Posted on: Wednesday, December 26, 2001
NEIGHBORS
Good things grow from 9-11
By Mike Gordon
Advertiser Staff Writer
A koa tree on the Big Island. A pua kenikeni outside an O'ahu fire station. A small forest of coconut palms and beach heliotropes on Magic Island.
And on the Mainland, from coast to coast, trees of all varieties are growing in memory of Christine Snyder, nurtured by people who never knew the Kailua arborist, but who were moved by her death on Sept. 11.

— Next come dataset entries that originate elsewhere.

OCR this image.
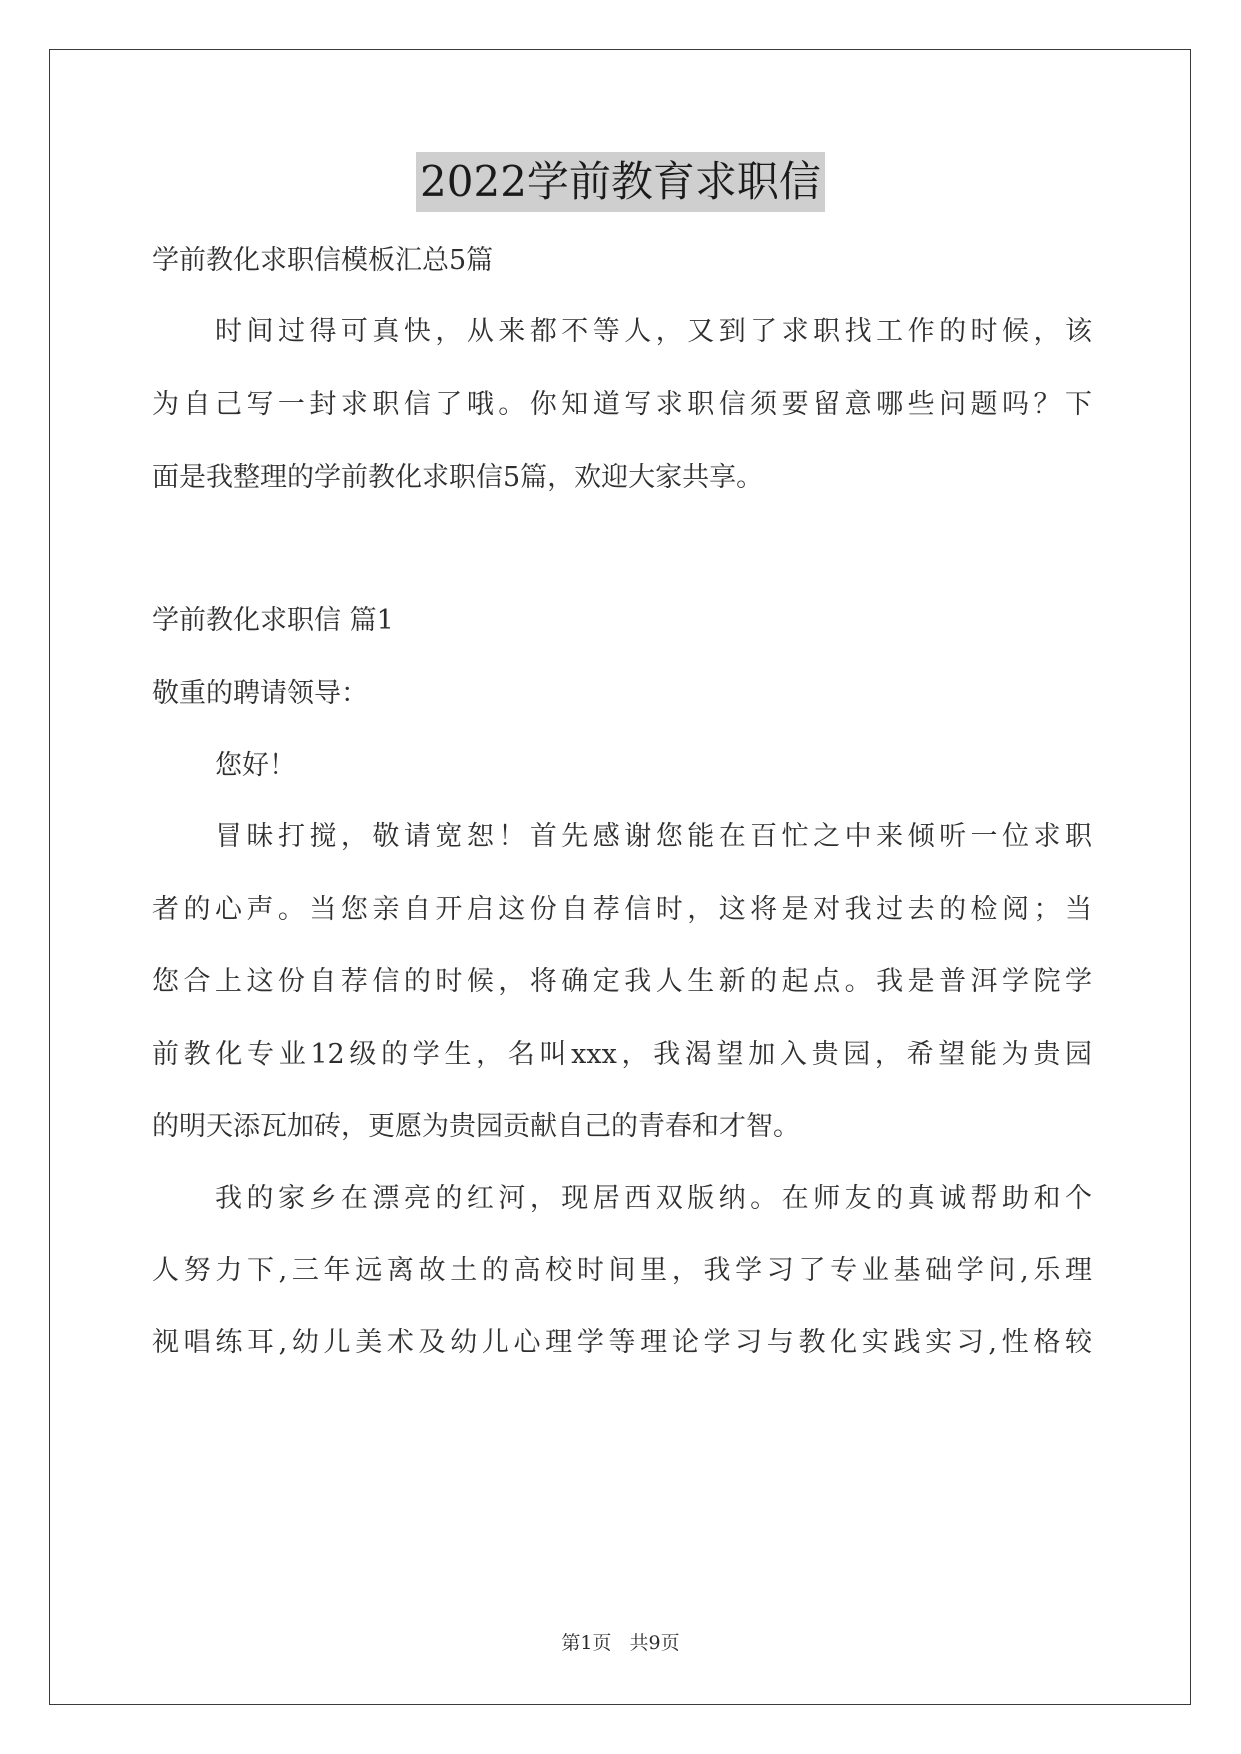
2022学前教育求职信
学前教化求职信模板汇总5篇
时间过得可真快，从来都不等人，又到了求职找工作的时候，该
为自己写一封求职信了哦。你知道写求职信须要留意哪些问题吗？下
面是我整理的学前教化求职信5篇，欢迎大家共享。
学前教化求职信 篇1
敬重的聘请领导：
您好！
冒昧打搅，敬请宽恕！首先感谢您能在百忙之中来倾听一位求职
者的心声。当您亲自开启这份自荐信时，这将是对我过去的检阅；当
您合上这份自荐信的时候，将确定我人生新的起点。我是普洱学院学
前教化专业12级的学生，名叫xxx，我渴望加入贵园，希望能为贵园
的明天添瓦加砖，更愿为贵园贡献自己的青春和才智。
我的家乡在漂亮的红河，现居西双版纳。在师友的真诚帮助和个
人努力下,三年远离故土的高校时间里，我学习了专业基础学问,乐理
视唱练耳,幼儿美术及幼儿心理学等理论学习与教化实践实习,性格较
第1页   共9页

They are telling gifts, says her good friend, Mary Steiner, who worked with Snyder every day for more than six years. Steiner is chief executive officer for The Outdoor Circle, the nonprofit environmental organization in which the 32-year-old Snyder served as a landscape and project manager.

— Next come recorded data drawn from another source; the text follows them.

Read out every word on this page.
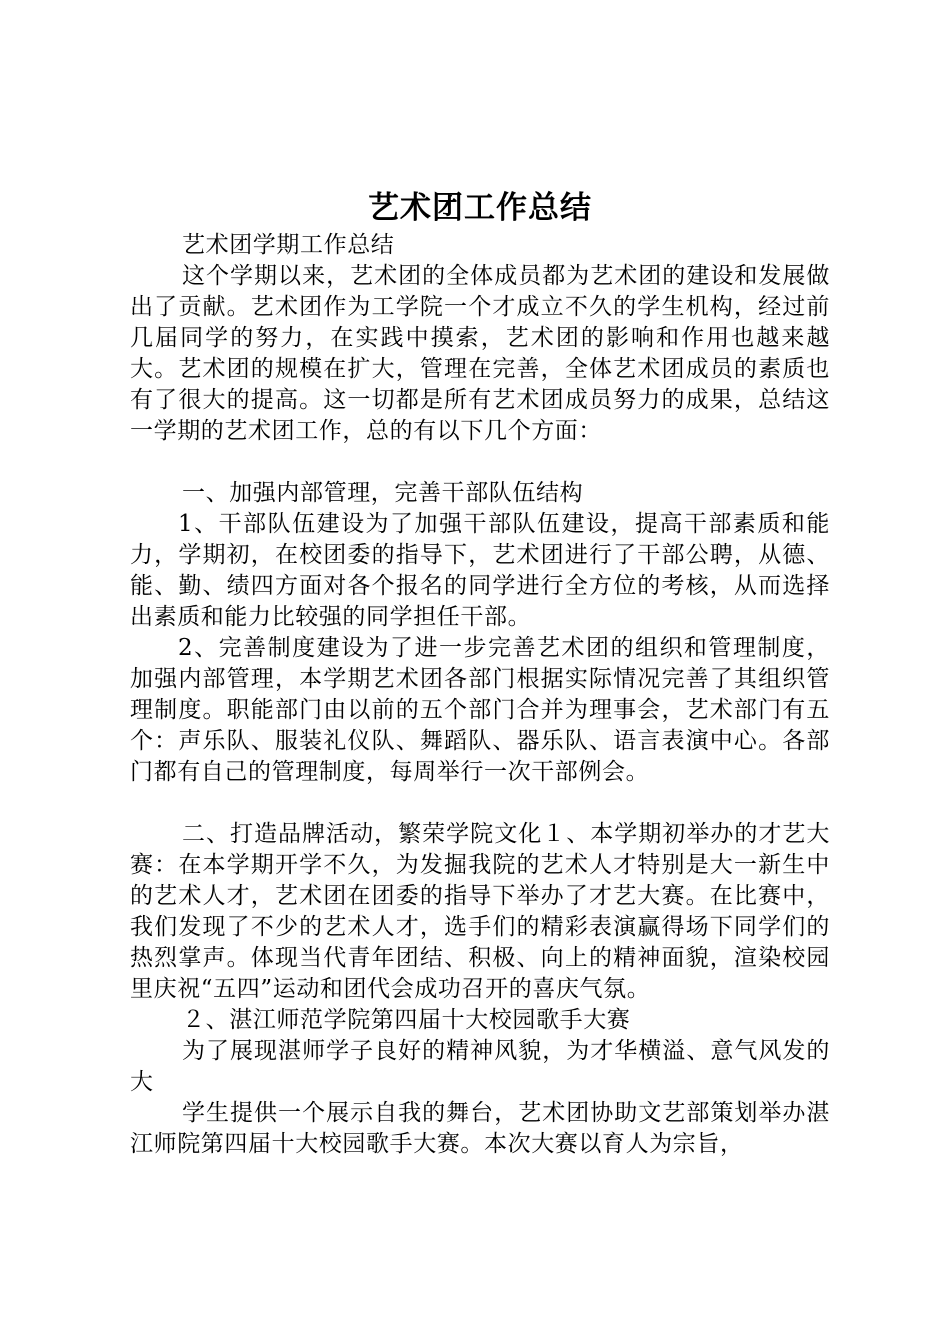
艺术团工作总结

艺术团学期工作总结

这个学期以来，艺术团的全体成员都为艺术团的建设和发展做出了贡献。艺术团作为工学院一个才成立不久的学生机构，经过前几届同学的努力，在实践中摸索，艺术团的影响和作用也越来越大。艺术团的规模在扩大，管理在完善，全体艺术团成员的素质也有了很大的提高。这一切都是所有艺术团成员努力的成果，总结这一学期的艺术团工作，总的有以下几个方面：

一、加强内部管理，完善干部队伍结构

1、干部队伍建设为了加强干部队伍建设，提高干部素质和能力，学期初，在校团委的指导下，艺术团进行了干部公聘，从德、能、勤、绩四方面对各个报名的同学进行全方位的考核，从而选择出素质和能力比较强的同学担任干部。

2、完善制度建设为了进一步完善艺术团的组织和管理制度，加强内部管理，本学期艺术团各部门根据实际情况完善了其组织管理制度。职能部门由以前的五个部门合并为理事会，艺术部门有五个：声乐队、服装礼仪队、舞蹈队、器乐队、语言表演中心。各部门都有自己的管理制度，每周举行一次干部例会。

二、打造品牌活动，繁荣学院文化１、本学期初举办的才艺大赛：在本学期开学不久，为发掘我院的艺术人才特别是大一新生中的艺术人才，艺术团在团委的指导下举办了才艺大赛。在比赛中，我们发现了不少的艺术人才，选手们的精彩表演赢得场下同学们的热烈掌声。体现当代青年团结、积极、向上的精神面貌，渲染校园里庆祝“五四”运动和团代会成功召开的喜庆气氛。

２、湛江师范学院第四届十大校园歌手大赛

为了展现湛师学子良好的精神风貌，为才华横溢、意气风发的大

学生提供一个展示自我的舞台，艺术团协助文艺部策划举办湛江师院第四届十大校园歌手大赛。本次大赛以育人为宗旨，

In the weeks after her friend died when United Airlines Flight 93 crashed into a Pennsylvania field, Steiner has been witness to a steady tribute of trees.
"It just goes to show the warmth and the feeling that she was able to pull out of people," Steiner said. "I've always known that about her. She was really great at being able to get people to feel the way she felt."

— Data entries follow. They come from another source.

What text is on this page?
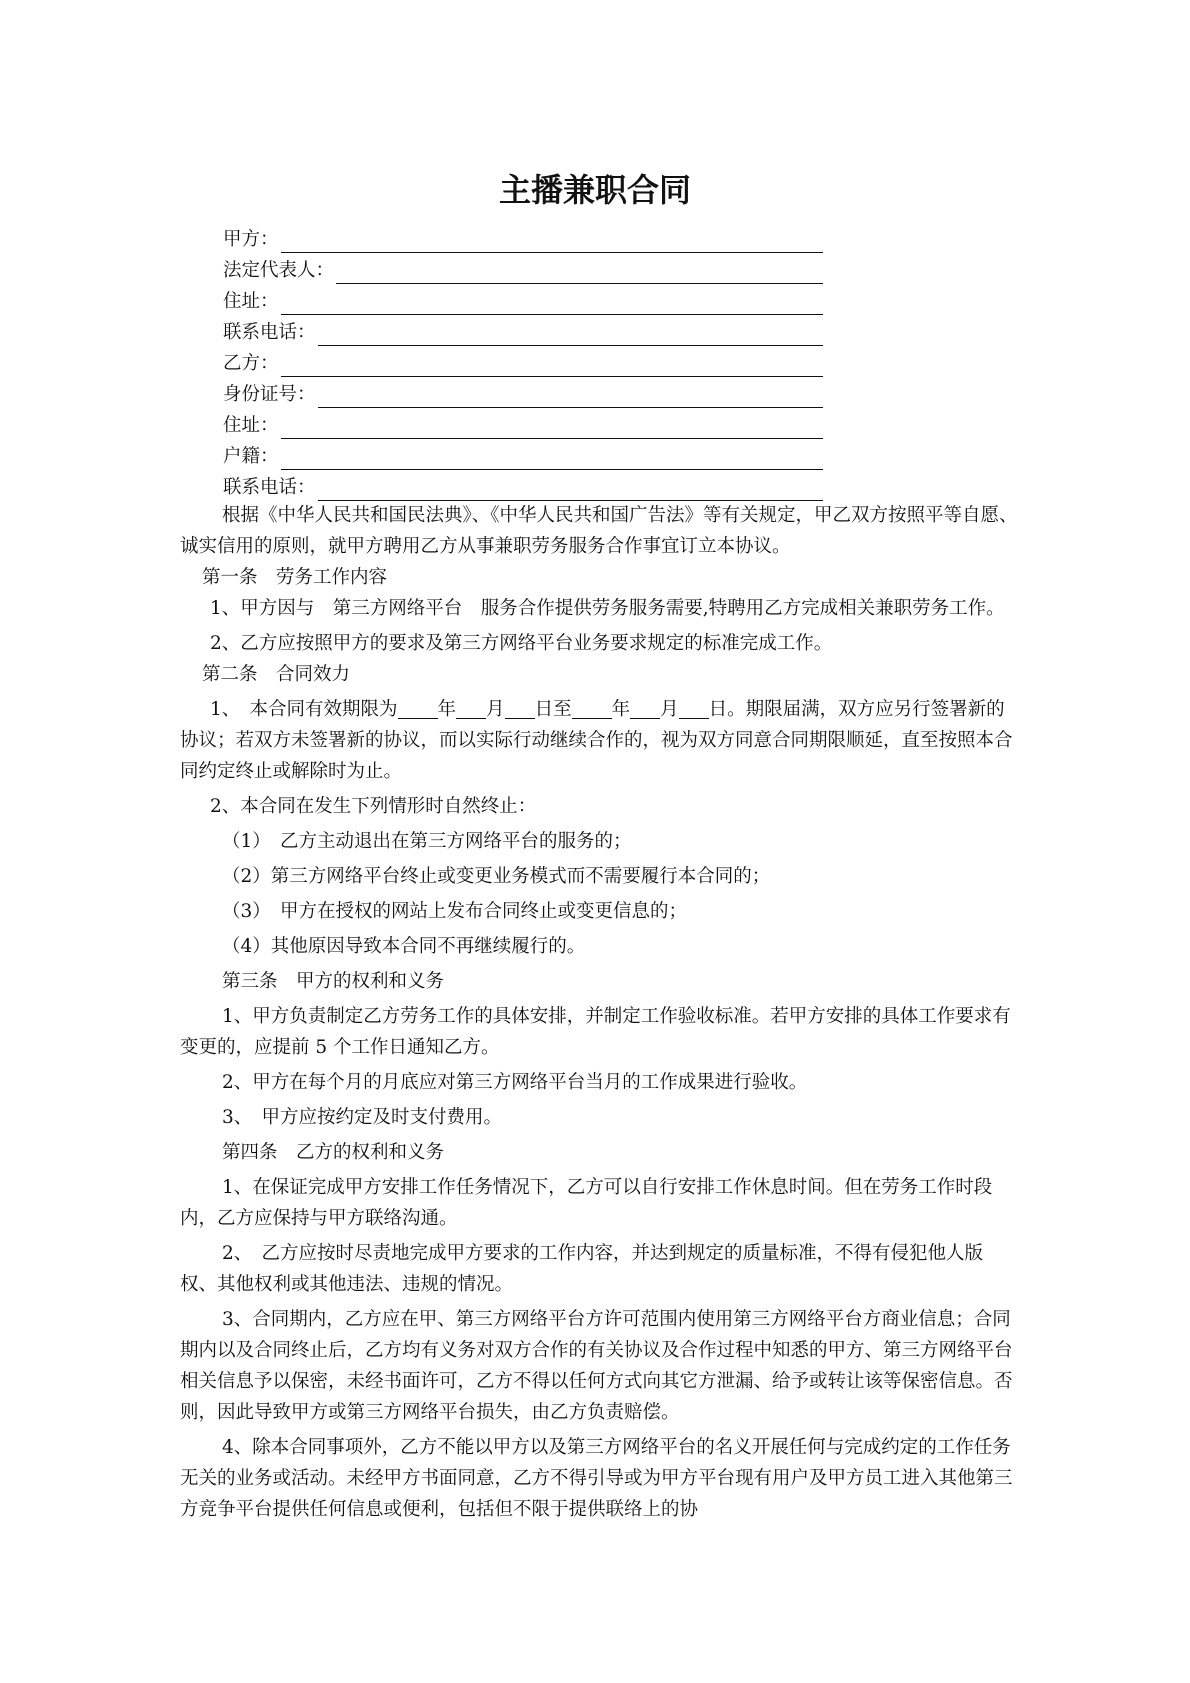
主播兼职合同
甲方：
法定代表人：
住址：
联系电话：
乙方：
身份证号：
住址：
户籍：
联系电话：

根据《中华人民共和国民法典》、《中华人民共和国广告法》等有关规定，甲乙双方按照平等自愿、诚实信用的原则，就甲方聘用乙方从事兼职劳务服务合作事宜订立本协议。

第一条　劳务工作内容

1、甲方因与　第三方网络平台　服务合作提供劳务服务需要,特聘用乙方完成相关兼职劳务工作。

2、乙方应按照甲方的要求及第三方网络平台业务要求规定的标准完成工作。

第二条　合同效力

1、　本合同有效期限为 年 月 日至 年 月 日。期限届满，双方应另行签署新的协议；若双方未签署新的协议，而以实际行动继续合作的，视为双方同意合同期限顺延，直至按照本合同约定终止或解除时为止。

2、本合同在发生下列情形时自然终止：

（1）　乙方主动退出在第三方网络平台的服务的；

（2）第三方网络平台终止或变更业务模式而不需要履行本合同的；

（3）　甲方在授权的网站上发布合同终止或变更信息的；

（4）其他原因导致本合同不再继续履行的。

第三条　甲方的权利和义务

1、甲方负责制定乙方劳务工作的具体安排，并制定工作验收标准。若甲方安排的具体工作要求有变更的，应提前 5 个工作日通知乙方。

2、甲方在每个月的月底应对第三方网络平台当月的工作成果进行验收。

3、　甲方应按约定及时支付费用。

第四条　乙方的权利和义务

1、在保证完成甲方安排工作任务情况下，乙方可以自行安排工作休息时间。但在劳务工作时段内，乙方应保持与甲方联络沟通。

2、　乙方应按时尽责地完成甲方要求的工作内容，并达到规定的质量标准，不得有侵犯他人版权、其他权利或其他违法、违规的情况。

3、合同期内，乙方应在甲、第三方网络平台方许可范围内使用第三方网络平台方商业信息；合同期内以及合同终止后，乙方均有义务对双方合作的有关协议及合作过程中知悉的甲方、第三方网络平台相关信息予以保密，未经书面许可，乙方不得以任何方式向其它方泄漏、给予或转让该等保密信息。否则，因此导致甲方或第三方网络平台损失，由乙方负责赔偿。

4、除本合同事项外，乙方不能以甲方以及第三方网络平台的名义开展任何与完成约定的工作任务无关的业务或活动。未经甲方书面同意，乙方不得引导或为甲方平台现有用户及甲方员工进入其他第三方竞争平台提供任何信息或便利，包括但不限于提供联络上的协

Steiner and Snyder had attended a national urban forestry conference in Washington, D.C., just prior to Sept. 11, and the people they met there began planting trees soon after Snyder's death.
Steiner has kept many of the e-mailed notices about the plantings. She read from one that was sent by the Tree Musketeers of El Segundo, Calif.:
"I think it is safe to say that all of us are aching for a way to respond and be part of America's recovery."
Steiner doesn't think this will stop any time soon.
"It is something you know she would love," she said. "Chris loved trees more than anything and wanted people to understand the beauty and importance of them."
The trees on Magic Island were planted in November by 240 volunteers. It was the second half of a project begun several years ago when Snyder planted trees on the Diamond Head side, Steiner said.
Snyder had said she would begin organizing the project when she returned from Washington, D.C.
"We did it for her," Steiner said. "We knew that was what she really wanted."
The Outdoor Circle planted 75 trees on the 'Ewa side of the island.
"It's just beautiful," she said. "It has changed the face of Magic Island."
But there are smaller tributes, individual trees in unlikely places such as outside the 'Aikahi Park fire station, where the Kane'ohe Outdoor Circle planted a pua kenikeni tree.
This was Snyder's neighborhood, Steiner said, so it seemed a fitting place for a new tree.
The firefighters have been taking care of it with special fertilizer.
"It fits nicely," said firefighter David Jenkins. "It looks like it will do well."
Some of them see it and are reminded of what happened on Sept. 11, and some of them see only a beautiful tree, he said.
Firefighter Tyson Ikehara, who joined the station in October, agrees.
"It's a reminder whenever I see it," Ikehara said. "It makes you think."
Like Jenkins, he didn't know Snyder.
But he likes the tree.
Christine Snyder probably wouldn't mind.